Question about the noisy top-k gating

Closed this issue 3 years ago · 3 comments

Hi! Thanks for your implementation of MoE! I have confused about the derivatives of w_gate and w_noise. It seems the computation of logits:

https://github.com/davidmrau/mixture-of-experts/blob/master/moe.py#L239

is not differentiable because of the top-k operation. So the w_gate and w_noise can not be updated from the NLLloss. Not sure is the appropriate way to train the MoE.

Answer 1 · 2022-01-18T07:40:29.000Z

Please have a look at the original paper. The idea is to approximate the hard top-k gating with noisy smoothing during training with the function noisy_top_k_gating. Hope this helps.

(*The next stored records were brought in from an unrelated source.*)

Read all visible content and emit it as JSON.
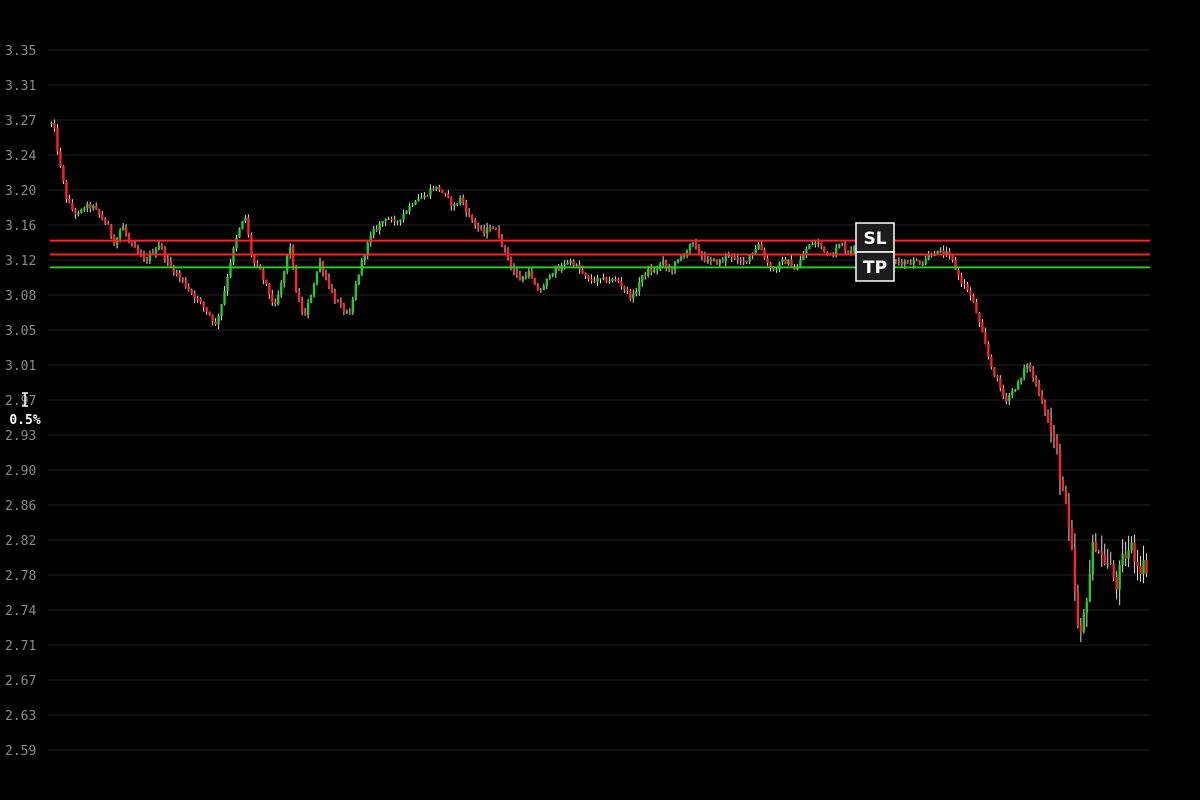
{
  "chart_data": {
    "type": "candlestick",
    "title": "",
    "xlabel": "",
    "ylabel": "",
    "ylim": [
      2.57,
      3.37
    ],
    "yticks": [
      "3.35",
      "3.31",
      "3.27",
      "3.24",
      "3.20",
      "3.16",
      "3.12",
      "3.08",
      "3.05",
      "3.01",
      "2.97",
      "2.93",
      "2.90",
      "2.86",
      "2.82",
      "2.78",
      "2.74",
      "2.71",
      "2.67",
      "2.63",
      "2.59"
    ],
    "price_path": [
      [
        0,
        3.27
      ],
      [
        1,
        3.26
      ],
      [
        2,
        3.23
      ],
      [
        3,
        3.21
      ],
      [
        4,
        3.19
      ],
      [
        5,
        3.18
      ],
      [
        7,
        3.17
      ],
      [
        9,
        3.18
      ],
      [
        11,
        3.18
      ],
      [
        13,
        3.17
      ],
      [
        15,
        3.16
      ],
      [
        17,
        3.14
      ],
      [
        19,
        3.16
      ],
      [
        21,
        3.14
      ],
      [
        23,
        3.13
      ],
      [
        25,
        3.12
      ],
      [
        27,
        3.13
      ],
      [
        29,
        3.14
      ],
      [
        31,
        3.12
      ],
      [
        33,
        3.11
      ],
      [
        35,
        3.1
      ],
      [
        37,
        3.09
      ],
      [
        39,
        3.08
      ],
      [
        41,
        3.07
      ],
      [
        43,
        3.06
      ],
      [
        44,
        3.05
      ],
      [
        46,
        3.08
      ],
      [
        48,
        3.12
      ],
      [
        50,
        3.15
      ],
      [
        52,
        3.17
      ],
      [
        54,
        3.12
      ],
      [
        56,
        3.11
      ],
      [
        58,
        3.09
      ],
      [
        60,
        3.07
      ],
      [
        62,
        3.1
      ],
      [
        64,
        3.14
      ],
      [
        66,
        3.08
      ],
      [
        68,
        3.06
      ],
      [
        70,
        3.09
      ],
      [
        72,
        3.12
      ],
      [
        74,
        3.1
      ],
      [
        76,
        3.08
      ],
      [
        78,
        3.07
      ],
      [
        80,
        3.06
      ],
      [
        82,
        3.1
      ],
      [
        84,
        3.13
      ],
      [
        86,
        3.15
      ],
      [
        88,
        3.16
      ],
      [
        90,
        3.17
      ],
      [
        92,
        3.16
      ],
      [
        94,
        3.17
      ],
      [
        96,
        3.18
      ],
      [
        98,
        3.19
      ],
      [
        100,
        3.19
      ],
      [
        102,
        3.2
      ],
      [
        104,
        3.2
      ],
      [
        106,
        3.19
      ],
      [
        108,
        3.18
      ],
      [
        110,
        3.19
      ],
      [
        112,
        3.17
      ],
      [
        114,
        3.16
      ],
      [
        116,
        3.15
      ],
      [
        118,
        3.16
      ],
      [
        120,
        3.15
      ],
      [
        122,
        3.13
      ],
      [
        124,
        3.11
      ],
      [
        126,
        3.1
      ],
      [
        128,
        3.11
      ],
      [
        130,
        3.09
      ],
      [
        132,
        3.09
      ],
      [
        134,
        3.11
      ],
      [
        136,
        3.11
      ],
      [
        138,
        3.12
      ],
      [
        140,
        3.12
      ],
      [
        142,
        3.11
      ],
      [
        144,
        3.1
      ],
      [
        146,
        3.1
      ],
      [
        148,
        3.1
      ],
      [
        150,
        3.1
      ],
      [
        152,
        3.1
      ],
      [
        154,
        3.09
      ],
      [
        156,
        3.08
      ],
      [
        158,
        3.1
      ],
      [
        160,
        3.11
      ],
      [
        162,
        3.11
      ],
      [
        164,
        3.12
      ],
      [
        166,
        3.11
      ],
      [
        168,
        3.12
      ],
      [
        170,
        3.13
      ],
      [
        172,
        3.14
      ],
      [
        174,
        3.13
      ],
      [
        176,
        3.12
      ],
      [
        178,
        3.12
      ],
      [
        180,
        3.12
      ],
      [
        182,
        3.13
      ],
      [
        184,
        3.12
      ],
      [
        186,
        3.12
      ],
      [
        188,
        3.13
      ],
      [
        190,
        3.14
      ],
      [
        192,
        3.12
      ],
      [
        194,
        3.11
      ],
      [
        196,
        3.12
      ],
      [
        198,
        3.12
      ],
      [
        200,
        3.11
      ],
      [
        202,
        3.13
      ],
      [
        204,
        3.14
      ],
      [
        206,
        3.14
      ],
      [
        208,
        3.13
      ],
      [
        210,
        3.13
      ],
      [
        212,
        3.14
      ],
      [
        214,
        3.13
      ],
      [
        216,
        3.14
      ],
      [
        218,
        3.13
      ],
      [
        220,
        3.13
      ],
      [
        222,
        3.12
      ],
      [
        224,
        3.12
      ],
      [
        226,
        3.12
      ],
      [
        228,
        3.12
      ],
      [
        230,
        3.12
      ],
      [
        232,
        3.12
      ],
      [
        234,
        3.12
      ],
      [
        236,
        3.13
      ],
      [
        238,
        3.13
      ],
      [
        240,
        3.13
      ],
      [
        242,
        3.12
      ],
      [
        244,
        3.1
      ],
      [
        246,
        3.09
      ],
      [
        248,
        3.07
      ],
      [
        250,
        3.04
      ],
      [
        252,
        3.01
      ],
      [
        254,
        2.99
      ],
      [
        256,
        2.97
      ],
      [
        258,
        2.98
      ],
      [
        260,
        2.99
      ],
      [
        262,
        3.01
      ],
      [
        264,
        2.99
      ],
      [
        266,
        2.97
      ],
      [
        268,
        2.94
      ],
      [
        270,
        2.91
      ],
      [
        272,
        2.86
      ],
      [
        274,
        2.8
      ],
      [
        276,
        2.7
      ],
      [
        278,
        2.76
      ],
      [
        280,
        2.82
      ],
      [
        282,
        2.8
      ],
      [
        284,
        2.79
      ],
      [
        286,
        2.77
      ],
      [
        288,
        2.8
      ],
      [
        290,
        2.81
      ],
      [
        292,
        2.79
      ],
      [
        294,
        2.79
      ]
    ],
    "levels": [
      {
        "name": "SL",
        "value": 3.143,
        "color": "#ff2222"
      },
      {
        "name": "TP",
        "value": 3.114,
        "color": "#22cc22"
      },
      {
        "name": "entry",
        "value": 3.128,
        "color": "#ff2222"
      }
    ],
    "bull_color": "#22cc22",
    "bear_color": "#ff2222",
    "wick_color": "#dddddd"
  },
  "tags": {
    "sl": "SL",
    "tp": "TP"
  },
  "scale_indicator": {
    "label": "0.5%"
  }
}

Answer 2 · 2022-01-21T01:36:56.000Z

Hi @davidmrau
can u please elaborate on what did u mean by your comment? I was not able to find how the gradients are backpropagated from the paper.

Thanks in advance

Answer 3 · 2022-01-21T08:10:15.000Z

Sorry if I was not clear enough. For the load balancing, you are adding the noisy gating. The Top-k gating is indeed not differentiable are stated in the paper: While this form of sparsity creates some theoretically scary discontinuities in the output of gating function, we have not yet observed this to be a problem in practice. The noise term helps with load balancing, as will be discussed in Appendix A.